If you ever learn one thing about Pennsylvania black bears, it should be this: They are whompin’ big.
The heaviest taken by a hunter last year weighed 746 pounds, with eight of the top 10 weighing at least 706. A year earlier, a hunter shot an 879-pounder, one of six that’s topped 800 over the years.
When it comes to scoring black bears, though, it’s not pounds but skull dimensions that count. Skulls are to bear trophies what antlers are to deer.
Pennsylvania bears shine there, too. Three of 10 largest black bears taken anywhere in the world, seven of the top 20 and nine of the top 30 came from Pennsylvania, according to the Boone and Crockett Club, the official keeper of big game records taken with a firearm.

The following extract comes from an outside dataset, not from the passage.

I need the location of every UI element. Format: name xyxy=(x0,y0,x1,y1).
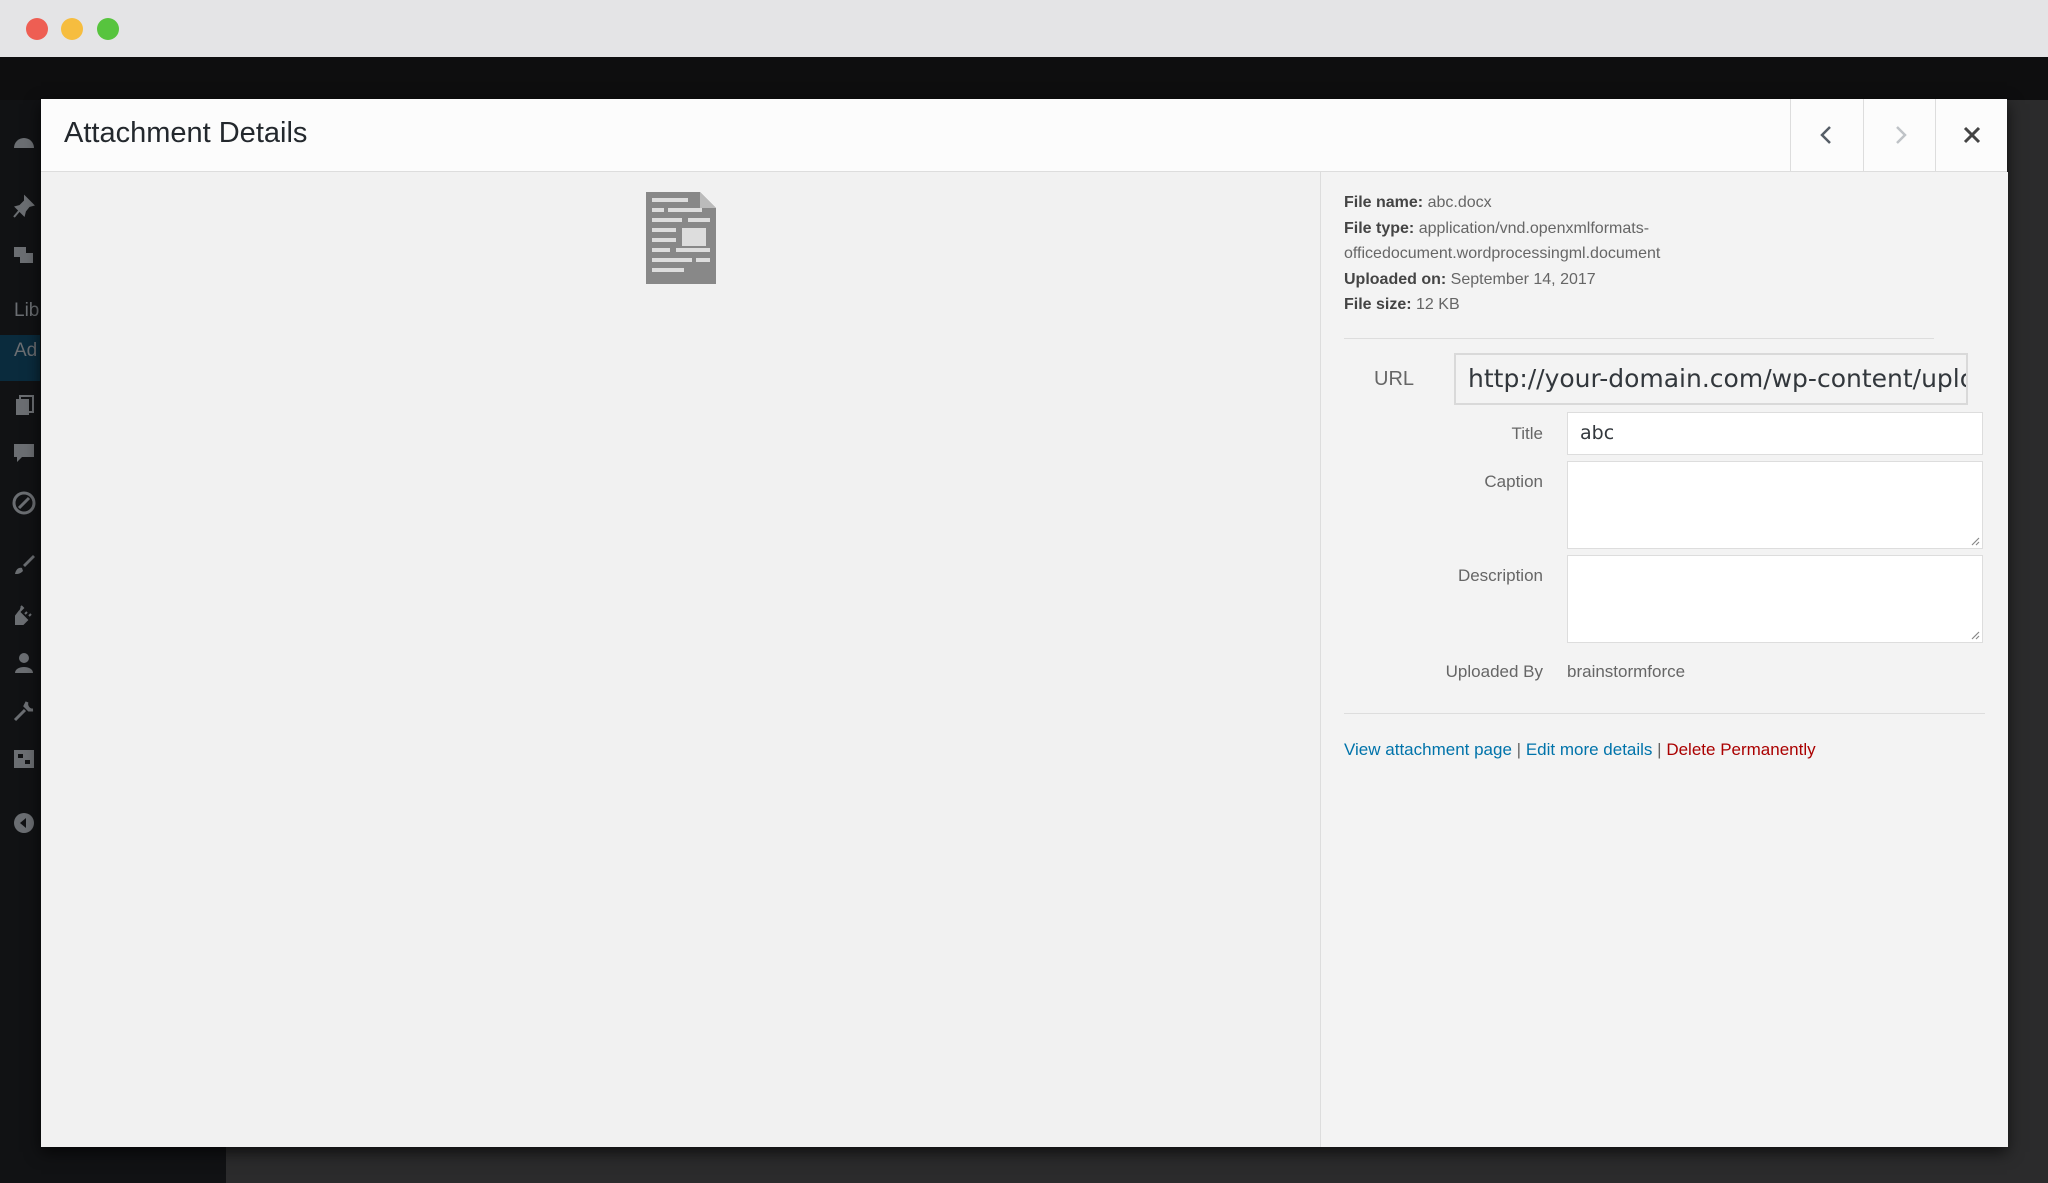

A bear shot here last fall will beat them all.
Robert Christian of East Stroudsburg was hunting in Monroe County during the extended bear season when he shot a 733-pounder. Its skull measured 239⁄16 inches.
If that holds up as expected, it will rank as the largest black bear ever killed by a hunter anywhere in the world.
There’s only ever been one larger black bear recorded. Scoring 235⁄8 inches, it’s considered a “pick-up” animal because it was found dead by hikers in summer of 1975 rather than taken by hunters.
“Pick-ups are included, in order to enhance the scientific value of the records and complete the standard which sportsmen can judge their best trophies,” reads Boone and Crockett’s 12th edition of the book “Records of North American Big Game.”
Pennsylvania’s biggest bear skull also belonged to a pick-up found in Lycoming County in 1987. It scored 237⁄16 inches. The biggest hunter-killed bear, by comparison, was taken by Andrew Seman Jr. of Dunbar in Fayette County in 2005 and scored 233⁄16.
Christian’s kill will top both and stand alone among hunter-killed bears anywhere.
Interestingly, it was Christian’s first bear and only the second he’d ever seen, according to a quote he gave to Outdoor Life magazine. He was actually hunting deer when he spotted it following a white-tailed doe that was bleeding from what appeared to be a run-in with a vehicle.
“I stood there staring at this thing. I just couldn’t believe I’d shot a bear. It was unreal. I was super excited,” Christian said in Outdoor Life. “Just couldn’t believe it.”
Believe it. His bear came from right here in Pennsylvania, and the Keystone State grows them big. World-record big.